The species 'DS' has the highest hindfoot length among the others and the species 'BA" has the shortest.
###5. Relationship between sex and hindfoot length
```{r relationship between sex and hindfoot length boxplot}
ggplot(surveys_NAsrem, aes(x=sex, y=hindfoot_length))+
geom_boxplot(alpha = 1,color='blue')+xlab('Sex')+ylab('Length of hindfoot (mm)')+
stat_summary(fun.y=mean, color="red", geom="point", shape=15, size=1,show_guide = T, show.legend = T) + theme_bw()
```
Figure 5: Hindfoot length for male and female. The red dots indicate the mean (average) hindfoot length.
Mean and Median values of hindfoot length of male are higher than those of female.
###6. Males and females average weight over time
```{r Sex_average_weight}
spe_meanweight <- surveys_NAsrem %>% group_by(year,species_id, sex) %>%
mutate(mean_weight = mean(weight))
ggplot(spe_meanweight, aes(x=year, y=mean_weight, color=sex)) +
geom_line()+facet_wrap(~species_id) + theme_bw() +
theme(panel.grid = element_blank()) + xlab('Year') + ylab('Average weight (gram)') + theme(axis.text.x = element_text(colour = "grey20", size = 10, angle = 90, hjust = 0.5, vjust = 0.5))
```
Figure 6: time series faceting plot showing yearly average weight of each male and female species.
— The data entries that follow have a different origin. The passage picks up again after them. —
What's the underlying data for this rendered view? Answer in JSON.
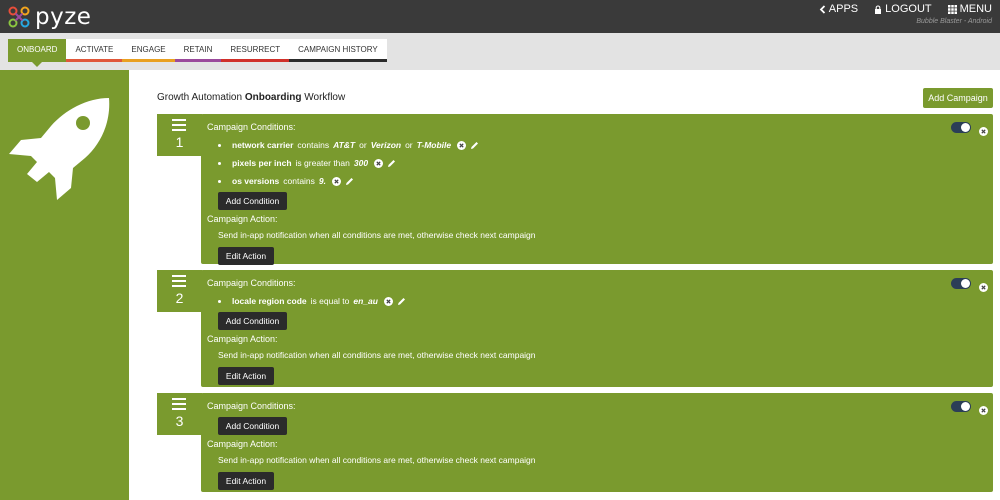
{
  "topbar": {
    "logo_text": "pyze",
    "apps_label": "APPS",
    "logout_label": "LOGOUT",
    "menu_label": "MENU",
    "app_subtitle": "Bubble Blaster - Android"
  },
  "tabs": [
    {
      "label": "ONBOARD",
      "color": "#7a9a2e",
      "active": true
    },
    {
      "label": "ACTIVATE",
      "color": "#e0573a"
    },
    {
      "label": "ENGAGE",
      "color": "#e9a020"
    },
    {
      "label": "RETAIN",
      "color": "#9b4a9c"
    },
    {
      "label": "RESURRECT",
      "color": "#d0302a"
    },
    {
      "label": "CAMPAIGN HISTORY",
      "color": "#2b2b2b"
    }
  ],
  "main": {
    "title_prefix": "Growth Automation",
    "title_bold": "Onboarding",
    "title_suffix": "Workflow",
    "add_campaign_label": "Add Campaign"
  },
  "common": {
    "conditions_label": "Campaign Conditions:",
    "action_label": "Campaign Action:",
    "add_condition_label": "Add Condition",
    "edit_action_label": "Edit Action",
    "action_text": "Send in-app notification when all conditions are met, otherwise check next campaign"
  },
  "campaigns": [
    {
      "number": "1",
      "conditions": [
        {
          "field": "network carrier",
          "op": "contains",
          "values": [
            "AT&T",
            "Verizon",
            "T-Mobile"
          ],
          "joiner": "or"
        },
        {
          "field": "pixels per inch",
          "op": "is greater than",
          "values": [
            "300"
          ]
        },
        {
          "field": "os versions",
          "op": "contains",
          "values": [
            "9."
          ]
        }
      ]
    },
    {
      "number": "2",
      "conditions": [
        {
          "field": "locale region code",
          "op": "is equal to",
          "values": [
            "en_au"
          ]
        }
      ]
    },
    {
      "number": "3",
      "conditions": []
    }
  ],
  "colors": {
    "brand_green": "#7a9a2e",
    "topbar": "#3a3a3a",
    "dark_button": "#2b2b2b",
    "toggle": "#2b3e57"
  }
}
The plot shows that species 'NL' is the heaviest species among the others, and has noticable difference in weight between males and females, were males are generally heavier. Followed by 'Ds' species which shows difference in weight between males and females.
###7. Correlationship between weight and hindfoot length
```{r weight_and_hindfoot_length}
ggscatter(surveys_NAsrem, x = "weight", y = "hindfoot_length", color = "black", shape = 21, size = 2, add = "reg.line", conf.int = TRUE, cor.coef = TRUE, cor.method = "pearson", xlab = "Hindfoot Length (mm)", ylab = "Weight (gram)")
c7 <- cor.test(surveys_NAsrem$weight,surveys_NAsrem$hindfoot_length)
```
Figure 7: Scatter plot showing the correlation between weight and hindfoot length of species
The p-value of the test is less than the significance level alpha = 0.05. We can conclude that weight and hindfoot length are significantly positively correlated with a correlation coefficient of `r c7$estimate` and p-value of `r c7$p.value` (rounding off).There is 95% confidence that the true regression line lies within the shaded region. It shows us the uncertainty inherent in our estimate of the true relationship hindfoot length and weight.
###8. Relationship between hindfoot length and weight of species OT
```{r OT_weight_hindfoot_length}
species_OT <- surveys_NAsrem %>% filter(species_id == 'OT')
ggscatter(species_OT, x = "weight", y = "hindfoot_length", color = "black", shape = 21, size = 2, add = "reg.line", conf.int = TRUE,
cor.coef = TRUE, cor.method = "pearson", xlab = "Hindfoot Length (mm)", ylab = "Weight (gram)")
c8 <- cor.test(species_OT$weight,species_OT$hindfoot_length)
```
Figure 8: Relationship between hindfoot length and weight of individuals for species OT.
Here, the p-value is `r c8$p.value`, therfore the correlation coefficient `r c8$estimate` is statistically significant at 95% confidence interval.
###9. Relationship between species weight and sex
```{r weight_sex}
ggplot(surveys_NAsrem) + geom_boxplot(aes(x = species_id, y = weight, fill = sex)) +
coord_flip()+ylab('Weight(gram)')+xlab('Species ID')
```
Figure 9: Box plot showing the relationship between species sex and weight
It is obvious that range of weight between males and females of the same species varies for the most species, but doesn't have a common trend in favor of any sex among all of the species.